UW (26-4, 16-4 Pac-12) is hoping to get through these opening two rounds and advance to the Sweet 16 for the fifth year in a row.

But tournament time is all about balancing the importance of not overlooking Round 1 with preparing to face an unknown opponent in Round 2.

Cook said his coaching staff has kicked into overdrive this week, scouting three opponents to ensure they’re prepared for every eventuality.

“You’re doing three (scouts) at once, and the tough thing of course is that one of those binders goes in the trash,” Cook said. “We’ve got an incredible little pod here. Colorado State has been in the tournament 22 years in a row, and Kentucky is an elite team. No matter who advances out of that game, we’re going to get stretched for sure.”

For now, the Huskies have their sights set on knocking off Texas A&M Corpus Christi, a program UW has faced only once, when they beat the Islanders 3-0 in Denton, Texas in 2002.

UW is the favorite on paper in the first round, but all week, Cook has preached that the Huskies can’t afford to let complacency sink in. Tournament play is a new phase of the season and anything can happen.

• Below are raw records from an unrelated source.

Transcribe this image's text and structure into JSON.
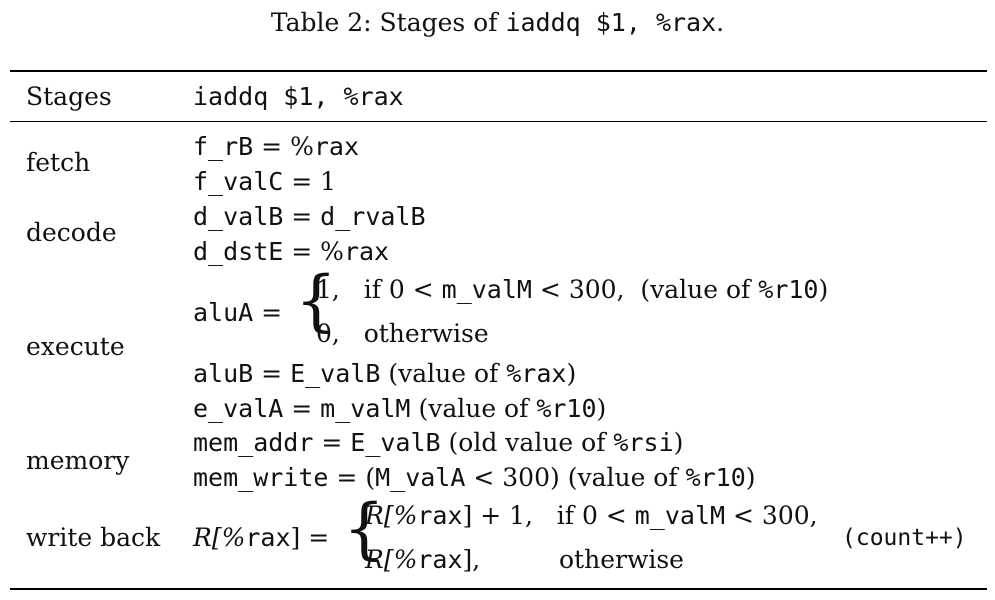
{
  "caption": {
    "prefix": "Table 2: Stages of ",
    "code": "iaddq $1, %rax",
    "suffix": "."
  },
  "header": {
    "stages_label": "Stages",
    "instr_label": "iaddq $1, %rax"
  },
  "stages": {
    "fetch": "fetch",
    "decode": "decode",
    "execute": "execute",
    "memory": "memory",
    "write_back": "write back"
  },
  "fetch": {
    "l1_var": "f_rB",
    "eq": "=",
    "l1_pct": "%",
    "l1_val": "rax",
    "l2_var": "f_valC",
    "l2_val": "1"
  },
  "decode": {
    "l1_var": "d_valB",
    "l1_val": "d_rvalB",
    "l2_var": "d_dstE",
    "l2_pct": "%",
    "l2_val": "rax"
  },
  "execute": {
    "aluA_var": "aluA",
    "case1_val": "1,",
    "case1_if": "if 0 <",
    "case1_var": "m_valM",
    "case1_lt": "< 300,",
    "case1_note_pre": "(value of ",
    "case1_note_code": "%r10",
    "case1_note_post": ")",
    "case2_val": "0,",
    "case2_cond": "otherwise",
    "aluB_var": "aluB",
    "aluB_val": "E_valB",
    "aluB_note_pre": "(value of ",
    "aluB_note_code": "%rax",
    "aluB_note_post": ")",
    "evalA_var": "e_valA",
    "evalA_val": "m_valM",
    "evalA_note_pre": "(value of ",
    "evalA_note_code": "%r10",
    "evalA_note_post": ")"
  },
  "memory": {
    "addr_var": "mem_addr",
    "addr_val": "E_valB",
    "addr_note_pre": "(old value of ",
    "addr_note_code": "%rsi",
    "addr_note_post": ")",
    "write_var": "mem_write",
    "write_open": "(",
    "write_val": "M_valA",
    "write_lt": "< 300)",
    "write_note_pre": "(value of ",
    "write_note_code": "%r10",
    "write_note_post": ")"
  },
  "writeback": {
    "lhs_pre": "R[%",
    "lhs_code": "rax",
    "lhs_post": "]",
    "c1_pre": "R[%",
    "c1_code": "rax",
    "c1_post": "] + 1,",
    "c1_if": "if 0 <",
    "c1_var": "m_valM",
    "c1_lt": "< 300,",
    "c2_pre": "R[%",
    "c2_code": "rax",
    "c2_post": "],",
    "c2_cond": "otherwise",
    "count": "(count++)"
  }
}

“There’s three freshmen who start for us and had a little trial by fire. This will be new for them,” Cook said, referring to libero Shayne McPherson, middle blocker Kara Bajema and middle blocker Avie Niece. “This will be new for them. I told them, ‘You’re never ready for how you’re gonna feel that day, in that environment. Nothing will prepare you for that environment.”

Cook’s overarching message to the team was this: “There’s no more second chances at this point. Make sure you do everything with urgency.”